Raucous Toad (Amietophrynus rangeri)

Identification. The Raucous Toad (Amietophrynus rangeri)1 grows to about 10 to 11.5 cm in length. This large toad is stout with a blunt head and squared appearance. The skin is rough and dry with wart-like glandular elevations on the upper side and includes a pair of large and distinctive parotid glands on the neck. The eye has a horizontally elliptical pupil. The hind legs are longer than the body. There are no hard ridges on the heel of the hind foot nor discs on the toes, but the toes are slightly webbed with a narrow margin of webbing along the edges. The upper body surface is brown with irregular pairs of darker brown patches on the back. These are sometimes fused together across the midline and usually there is a dark bar between the eyes. A pale vertebral line may be present from the shoulders downwards. The underside is a dirty white with a granular texture.

Raucous Toad

Habitat. The Raucous Toad occurs in a variety of habitats including farmlands and gardens. It breeds in dams, ponds and pools along slow-forming streams, tending to favour permanent water but it spends most of its time away from water. Like many toads it will visit houses and other places where insect prey are attracted to lights, mainly outside the breeding season. It then establishes itself in moist, sheltered spots such as behind flowerpots and becomes tame if not molested.

Diet. Raucous Toads will eat practically any small animal, including small vertebrates, but mainly insects up to the size of crickets.

Call. The Raucous Toad’s loud advertisement call comprises short, rasping duck-like quacks repeated incessantly at about two per second. It quacks almost the entire breeding season, generally in groups of males near the water’s edge.
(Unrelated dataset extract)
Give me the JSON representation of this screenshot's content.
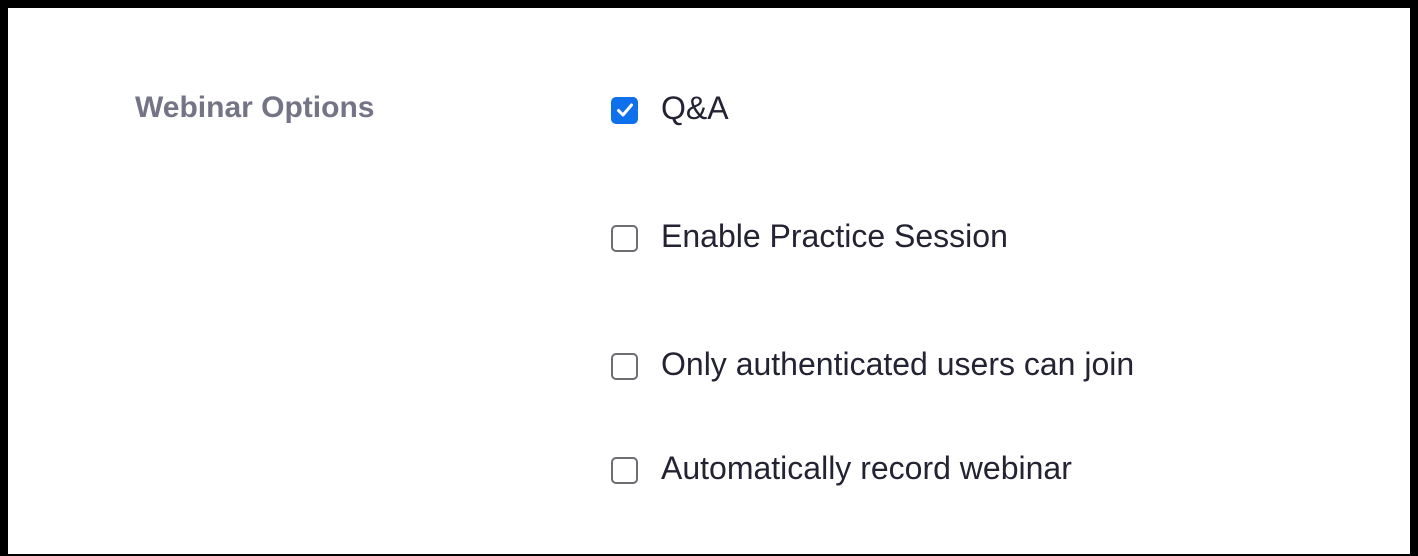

Breeding. Raucous Toads breed in spring and summer. Males call singly or in groups, generally from an open position along the edge of a water body or from a rock protruding above the water level. Their calls can be heard both day and night, but mainly at night. The eggs are laid in double jelly-like strings each about 5 mm thick, and become wrapped around vegetation and other objects in the water. The eggs develop into free-swimming benthic tadpoles which are dark brown to black in colour and reach a length of 25 mm. Metamorphosis is reported as taking at least five weeks after which the young toads leave the water.

Raucous Toad

South African Distribution. The Raucous Toad occurs throughout most of South Africa, especially the eastern and southern parts, but appears to avoid the Tankwa Karoo and sandy coastal areas.

Port Elizabeth Area. There’s an abundance of Raucous Toads in Port Elizabeth. They may be spotted in most gardens after sunset.

Conservation Status – LC (Least Concern)2 Listed as Least Concern in view of its wide distribution, tolerance of a broad range of habitats, presumed large population, and because it is unlikely to be declining fast enough to qualify for listing in a more threatened category.